Data Snack: Cross-border payments prepare to digitize; cards and ATMs lose their sheen
- Consumers and businesses alike now demand fast cross-border payments, but current systems can only go so far.
- Newer technologies like APIs, tokenization, and blockchain come with the promise of secure lines and instant settlements.
In a recent report, the Bank of England forecasted that cross-border payment volume will swell up to $250 trillion – indicating an increase of over $100 trillion from half a decade ago in 2017. Couple that with the Economist Intelligence Unit’s latest white paper calling cross-border payments the next frontier for disruption, and you have an exciting industry that’s growing, innovating, and lucrative.
The white paper argues that the disruption has, in part, been caused by the Russia-Ukraine war. Economies are eager to connect their fast payment systems in a bid to bypass middlemen and make moving money cheaper. Southeast Asian countries are already working on this, as they make it easier for travelers to acquire products and services by simply scanning QR codes.
The white paper also forecasts that there will be fewer ATMs, and that payment cards too will suffer, as digital payments continue penetrating the market. The pandemic-fueled pace of growth in digital payments is, however, expected to slow down.
In this data snack, let’s look deeper into the EIU’s findings.
Consumers and businesses demand the digitization of cross-border payments
The pandemic triggered a move to digital for consumers, which consequently led businesses to establish a digital presence – with a focus on creating good customer experiences. The sharp increase witnessed in 2020-2021 led to the development of embedded finance and BaaS offerings, which streamlined consumers’ demand for financial services with their needs for other products and services.
The report’s findings suggest that consumers have been faster to adopt modern digital solutions for cross-border payments than SMBs, though both have a clear preference for digital. The most popular method used for cross-border transactions by consumers was found to be a mobile wallet, while for SMBs it was bank websites.
Cash and checks, the kings of yesterday, have fallen sharply in preference and are now among the least preferred methods of payment.
Consumers demand the speed and ease of domestic payments to now be extended to cross-border payments. This means real-time settlements, application programming interfaces, and open banking need to make it on an international scale.
There are several problems with the existing legacy system used for international payments, like high costs, long settlement times, cumbersome processes, and a lack of standardization. The SWIFT network has come under scrutiny for its inflexibility and lack of transparency.
Today’s technology, though, offers tools to address those problems and comprehensively bring cross-border payments to the digital age.
EIU sees a future of cross-border payments that is dominated by technologies like APIs, tokenization, blockchain, and real-time payments.
Domestic payments growth to stagnate; ATMs and payment cards to suffer
For the next five years, though, this growth in domestic digital payments is expected to stagnate because of a strong base.
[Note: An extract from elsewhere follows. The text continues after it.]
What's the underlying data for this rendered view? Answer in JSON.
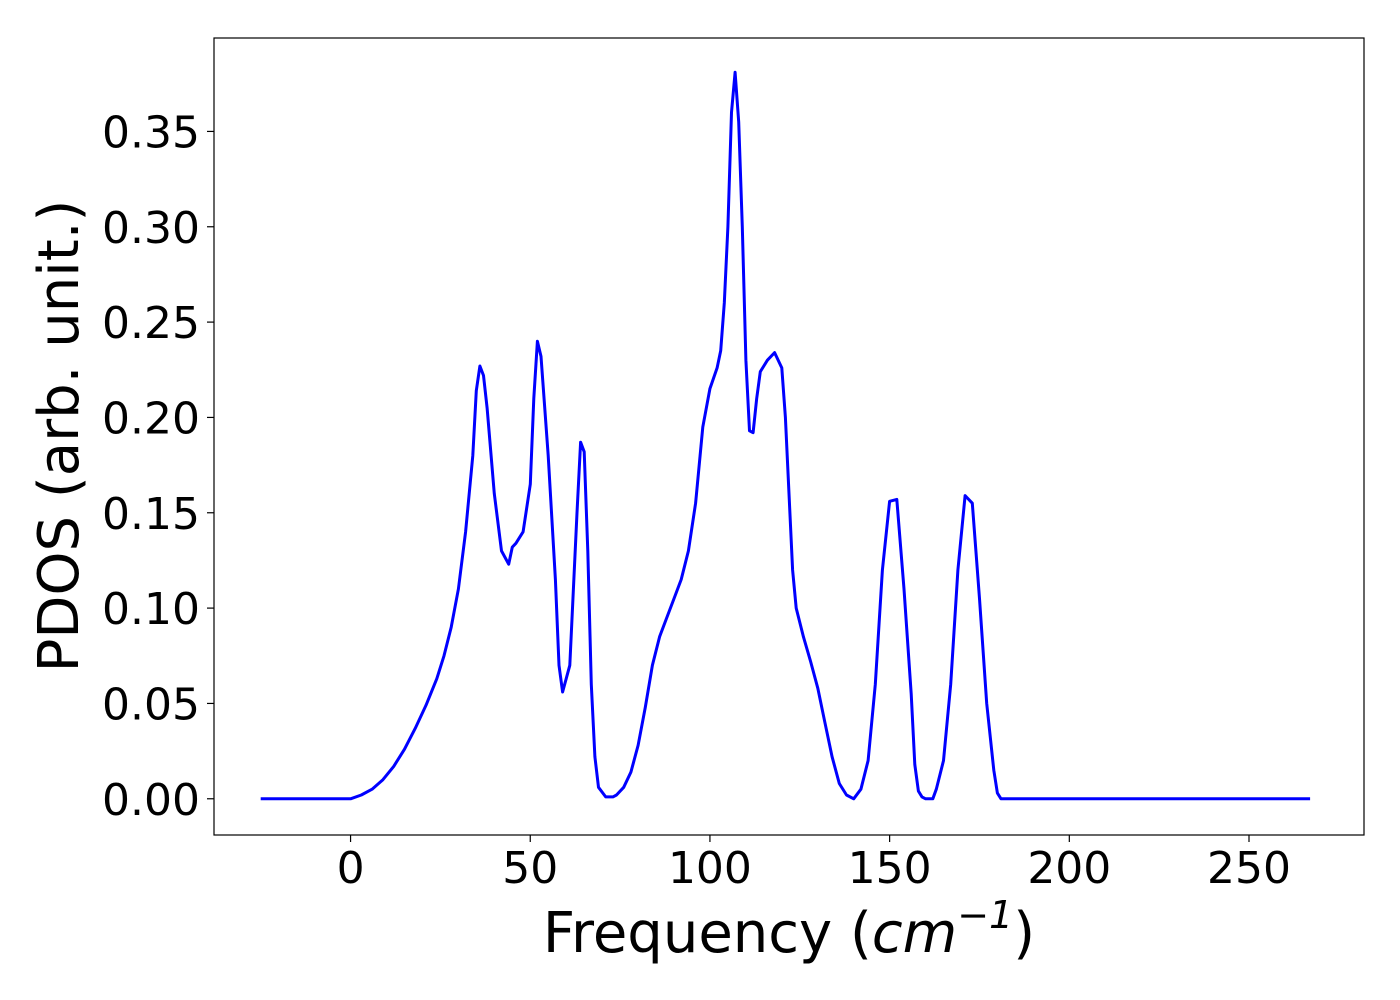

Furthermore, this growth in digital and mobile payments spells trouble for payment cards and cash, hence causing a decline in ATMs.
Between 2018 and 2022:
- The total number of ATMs globally went up by 0.2%;
- Credit cards went up by 6.1%;
- Debit cards went up by 7.1%.
Going forward, between 2022 and 2026, EIU forecasts:
- Growth in ATMs will remain flat;
- Credit cards will grow by 3%;
- Debit cards will grow by 3.7%.
In Western countries, cards play a much more critical role in the digital payments landscape. While it’s common to see them embedded in payment experiences, in the Asia-Pacific region, digital payments are usually tied to mobile or bank accounts. And hence, as that region goes digital, it will leave cards behind on a much greater scale.
Even in card-dominated economies, cards will see a sharp decline in prevalence. Card companies like Visa and Mastercard recognize that as they continue acquiring tech companies to keep up with the changing industry.
There are, however, some advantages exclusive to cards that grant them some immunity. These include insurance and payback schemes.
As people continue to demand faster and more secure payments, legacy methods are losing their sheen, with new technologies making processes smoother and faster than ever before.